Fr. Michael says……………….
I’ve mentioned over the past couple weeks that our RCIA process will be starting soon. The official date for the first meeting is September 30, at 7:00pm, in lower Sargus Hall.
While I would still love to hear from you about anyone you know who might be interested in learning more about the Catholic faith, we will also welcome anyone who decides to show up on that night.
If you know of someone who may be interested, please call the parish office or email me at [email protected]
This Tuesday is the Feast of the Exaltation of the Holy Cross.
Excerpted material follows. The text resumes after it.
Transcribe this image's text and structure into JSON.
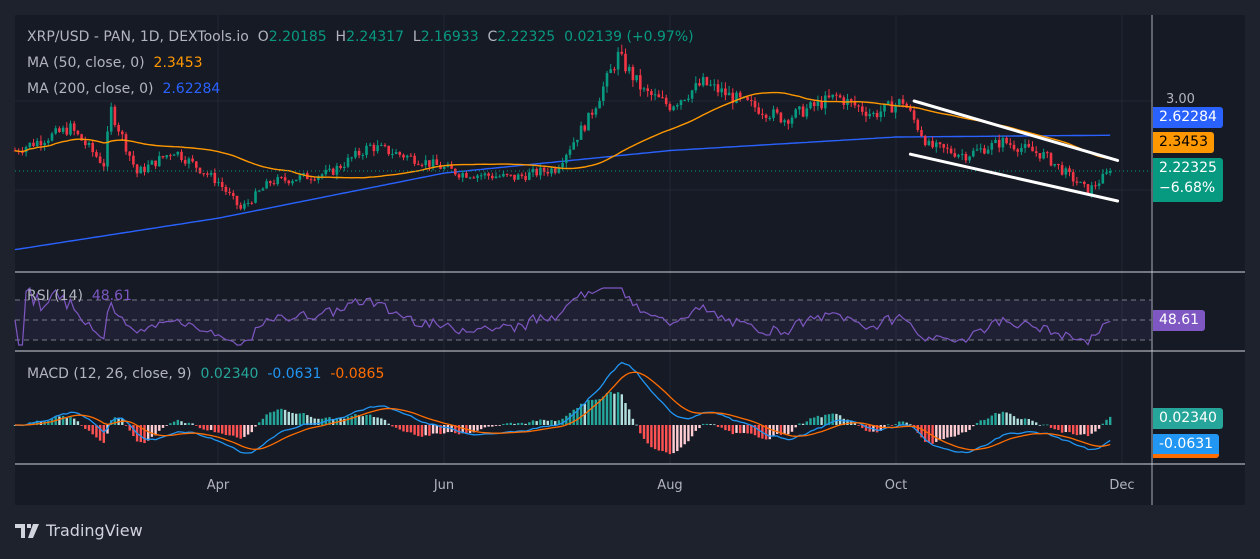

Here is the story of the feast day from FranciscanMedia.org:
"Early in the fourth century, Saint Helena, mother of the Roman Emperor Constantine, went to Jerusalem in search of the holy places of Christ’s life.
She razed the second-century Temple of Aphrodite, which tradition held was built over the Savior’s tomb, and her son built the Basilica of the Holy Sepulcher on that spot. During the excavation, workers found three crosses. Legend has it that the one on which Jesus died was identified when its touch healed a dying woman.
The cross immediately became an object of veneration. At a Good Friday celebration in Jerusalem toward the end of the fourth century, according to an eyewitness, the wood was taken out of its silver container and placed on a table together with the inscription Pilate ordered placed above Jesus’ head: Then “all the people pass through one by one; all of them bow down, touching the cross and the inscription, first with their foreheads, then with their eyes; and, after kissing the cross, they move on.”
To this day, the Eastern Churches, Catholic and Orthodox alike, celebrate the Exaltation of the Holy
Cross on the September anniversary of the basilica’s dedication.
The feast entered the Western calendar in the seventh century after Emperor Heraclius recovered the cross from the Persians, who had carried it off in 614, 15 years earlier. According to the story, the emperor intended to carry the cross back into Jerusalem himself, but was unable to move forward until he took off his imperial garb and became a barefoot pilgrim.”
As Christians today, we see the cross everywhere - on church buildings, in our homes, and even as jewelry. What used to be a symbol of death and oppression has been transformed into a sign of Christ’s victory over death.